The design changes on the course were minimal, with the largest project being a complete re-grassing of the course. TifEagle Bermuda grass was used on the greens while a Celebration Bermuda was used on the fairways and rough. A third Bermuda strain was added on the green collars to prevent cross contamination. Within a year the course is looking incredible… New drainage has the fairways and greens firm and fast, even at the time of writing (November, 2015). A completely new irrigation system also allows the team to put water only where and when it is needed with the convenience of their smartphones.

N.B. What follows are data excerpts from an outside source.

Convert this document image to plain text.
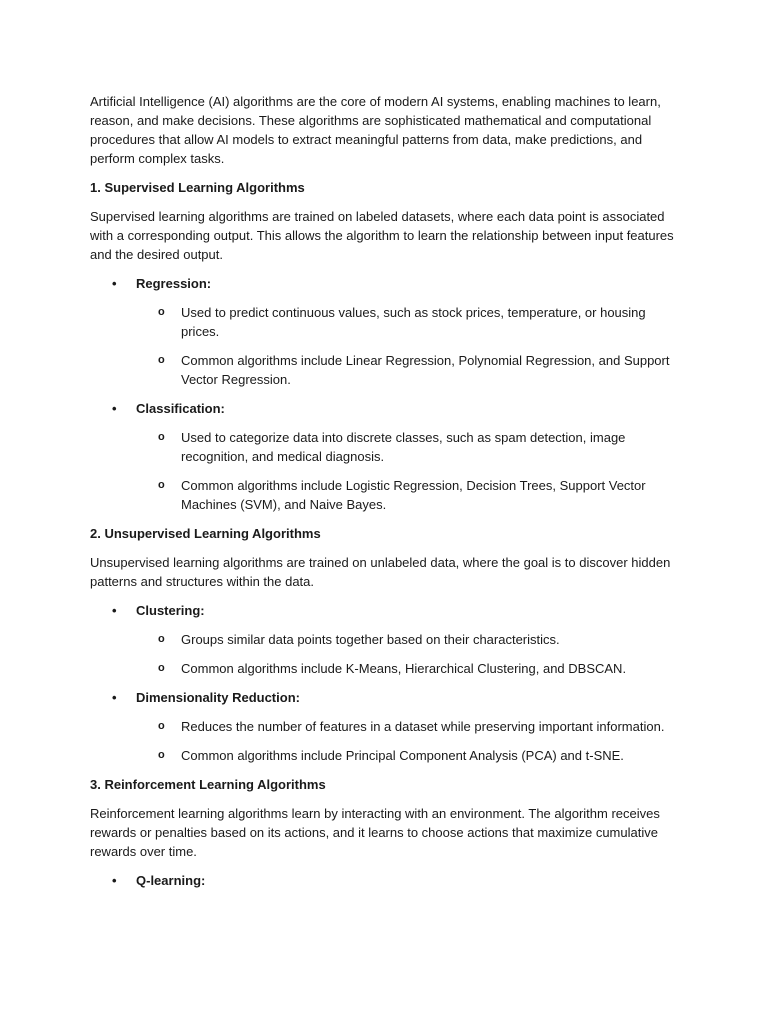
Artificial Intelligence (AI) algorithms are the core of modern AI systems, enabling machines to learn, reason, and make decisions. These algorithms are sophisticated mathematical and computational procedures that allow AI models to extract meaningful patterns from data, make predictions, and perform complex tasks.

1. Supervised Learning Algorithms

Supervised learning algorithms are trained on labeled datasets, where each data point is associated with a corresponding output. This allows the algorithm to learn the relationship between input features and the desired output.

• Regression:
o Used to predict continuous values, such as stock prices, temperature, or housing prices.
o Common algorithms include Linear Regression, Polynomial Regression, and Support Vector Regression.
• Classification:
o Used to categorize data into discrete classes, such as spam detection, image recognition, and medical diagnosis.
o Common algorithms include Logistic Regression, Decision Trees, Support Vector Machines (SVM), and Naive Bayes.

2. Unsupervised Learning Algorithms

Unsupervised learning algorithms are trained on unlabeled data, where the goal is to discover hidden patterns and structures within the data.

• Clustering:
o Groups similar data points together based on their characteristics.
o Common algorithms include K-Means, Hierarchical Clustering, and DBSCAN.
• Dimensionality Reduction:
o Reduces the number of features in a dataset while preserving important information.
o Common algorithms include Principal Component Analysis (PCA) and t-SNE.

3. Reinforcement Learning Algorithms

Reinforcement learning algorithms learn by interacting with an environment. The algorithm receives rewards or penalties based on its actions, and it learns to choose actions that maximize cumulative rewards over time.

• Q-learning:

Hole #2 – The second hole saw changes around the green, with a high front greenside bunker lip being softened for a more natural look. An area left of the green was also re-shaped with trees added for a more natural look on the tree-lined course.
Hole #5 – The largest architectural change on the course took place at the 5th hole, with the green being moved significantly further left. In an area where courses and lengthened and continually made harder (particularly PGA Tour tracks) it was nice to see an effort to make a hole easier. The green was moved left away from trees, O.B., shade, and an invading root system. The result is a less treacherous approach shot and healthier turf on the green.
Hole #16 – Church pew bunkers were added to the left waste area on the 16th hole. The pews are nice visually, but also penalize those dumb enough to not use the massive fairway right of the waste area. As the Harbour Town pro in my group said, there really is no reason to hug the left side of this hole at all.
The final two holes at Harbour Town are as beautiful as ever. A row of trees in the distance off the 17th tee have been thinned to open up the view of the water. The two photos below are a before (top photo from 2012) and an after (bottom photo from November, 2015) comparison and look for the row of palm trees short of the water in the distance.
As with any round at Harbour Town, we had a blast. The course was in excellent condition, particularly after having just undergone a serious renovation project less than a year before. Playing the course with hickory clubs made me see the place in a new light. It forces creativity and an appreciation that simply isn’t present with modern golf. I’m not sure how often I will play hickories, but I certainly won’t be passing up any opportunities in the future!
It was indeed a pleasure to step back in time and honor those who played hickories as “modern clubs”. Shot values are enhanced and strategy is brought back to the game. Well played. I look forward to checking off a number of “southern treasures” with you and the old sticks.
Sounds like a fun way to experience a course in a ‘new’ way.